その時男の吐いた息はタバコのイヤな匂いに、いつもオヤジの口から匂う、酒くさい匂いが混じってた。
「あのぅ…」
その時、それまでずっと黙っていた母さんが、オレの話になったとたんに、いきなり喋り始めた。
「悪いけど、そろそろ帰ってもらえませんでしょうか。もう子供も寝る時間ですし…」
だけど、サングラスの男はまるでそんな母さんの言葉など聞こえなかったみたいに、また母さんの方を向き直って言った。
「なぁに、悪いようにはしねぇよ。あんなどうしよもないヤツでも、とりあえずは弟分として面倒見てやったこともあったし、ヤツがいない間にアンタたちに何かあったら、一応兄貴分のオレたちの顔が立たねぇからな」
そして、「なぁに、悪いようにはしねぇから、安心しなよ」って、同じようなことを繰り返し言うと、また茶髪の男と顔を見合わせて、ニヤッと笑った。

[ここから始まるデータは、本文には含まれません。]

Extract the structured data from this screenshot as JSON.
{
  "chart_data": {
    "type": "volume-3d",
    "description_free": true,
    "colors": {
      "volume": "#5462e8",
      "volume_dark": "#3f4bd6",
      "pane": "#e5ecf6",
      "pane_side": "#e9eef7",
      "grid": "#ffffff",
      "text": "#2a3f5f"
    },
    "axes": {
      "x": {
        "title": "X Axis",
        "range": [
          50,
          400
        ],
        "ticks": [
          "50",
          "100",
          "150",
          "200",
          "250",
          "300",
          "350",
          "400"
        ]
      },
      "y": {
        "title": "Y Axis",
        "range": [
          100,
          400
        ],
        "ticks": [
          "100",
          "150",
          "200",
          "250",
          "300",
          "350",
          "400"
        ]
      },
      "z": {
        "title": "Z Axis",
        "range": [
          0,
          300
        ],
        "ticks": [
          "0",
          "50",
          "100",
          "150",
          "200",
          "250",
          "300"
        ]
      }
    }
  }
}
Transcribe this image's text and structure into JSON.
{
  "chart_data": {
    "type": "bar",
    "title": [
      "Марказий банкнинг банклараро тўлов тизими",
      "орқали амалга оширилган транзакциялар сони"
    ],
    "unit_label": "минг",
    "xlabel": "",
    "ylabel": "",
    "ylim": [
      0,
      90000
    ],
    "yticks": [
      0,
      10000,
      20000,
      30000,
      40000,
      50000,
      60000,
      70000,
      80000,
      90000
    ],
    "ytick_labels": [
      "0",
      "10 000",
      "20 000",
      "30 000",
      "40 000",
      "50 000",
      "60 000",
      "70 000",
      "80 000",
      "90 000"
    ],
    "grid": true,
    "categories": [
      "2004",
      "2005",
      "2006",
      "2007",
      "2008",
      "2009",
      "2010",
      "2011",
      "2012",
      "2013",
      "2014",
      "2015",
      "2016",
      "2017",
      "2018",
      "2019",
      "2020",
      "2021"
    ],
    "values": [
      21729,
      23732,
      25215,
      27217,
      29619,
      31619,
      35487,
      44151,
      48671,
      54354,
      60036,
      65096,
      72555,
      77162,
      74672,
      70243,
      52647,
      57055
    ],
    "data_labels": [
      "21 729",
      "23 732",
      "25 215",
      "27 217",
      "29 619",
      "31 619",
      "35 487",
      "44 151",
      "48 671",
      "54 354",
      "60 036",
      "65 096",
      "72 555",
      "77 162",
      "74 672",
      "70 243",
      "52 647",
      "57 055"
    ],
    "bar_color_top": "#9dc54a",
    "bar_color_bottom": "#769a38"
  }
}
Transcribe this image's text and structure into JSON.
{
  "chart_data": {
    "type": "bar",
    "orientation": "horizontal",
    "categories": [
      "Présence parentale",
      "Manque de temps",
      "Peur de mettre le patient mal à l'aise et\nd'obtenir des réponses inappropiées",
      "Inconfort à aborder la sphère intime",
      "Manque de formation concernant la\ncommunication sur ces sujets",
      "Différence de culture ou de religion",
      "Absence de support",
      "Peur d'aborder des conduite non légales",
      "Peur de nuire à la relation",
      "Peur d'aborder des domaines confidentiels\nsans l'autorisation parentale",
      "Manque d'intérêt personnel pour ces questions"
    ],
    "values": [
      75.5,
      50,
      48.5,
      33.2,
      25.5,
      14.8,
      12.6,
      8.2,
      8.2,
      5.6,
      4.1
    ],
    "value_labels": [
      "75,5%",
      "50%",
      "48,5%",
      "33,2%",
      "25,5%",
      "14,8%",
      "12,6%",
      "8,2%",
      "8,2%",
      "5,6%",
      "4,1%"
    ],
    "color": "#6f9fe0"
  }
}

その時、サングラスの男が吸いかけていたタバコの先から、長くなった灰がポロッと男の膝の上に落ちた。
「おっと、いけねぇ」
サングラスの男は灰を手で払った。
「悪いねぇ、奥さん。ちょっと灰皿持って来てくんねぇかな」
そして、母さんが立ち上がると、「それと…」とつけ足して言った。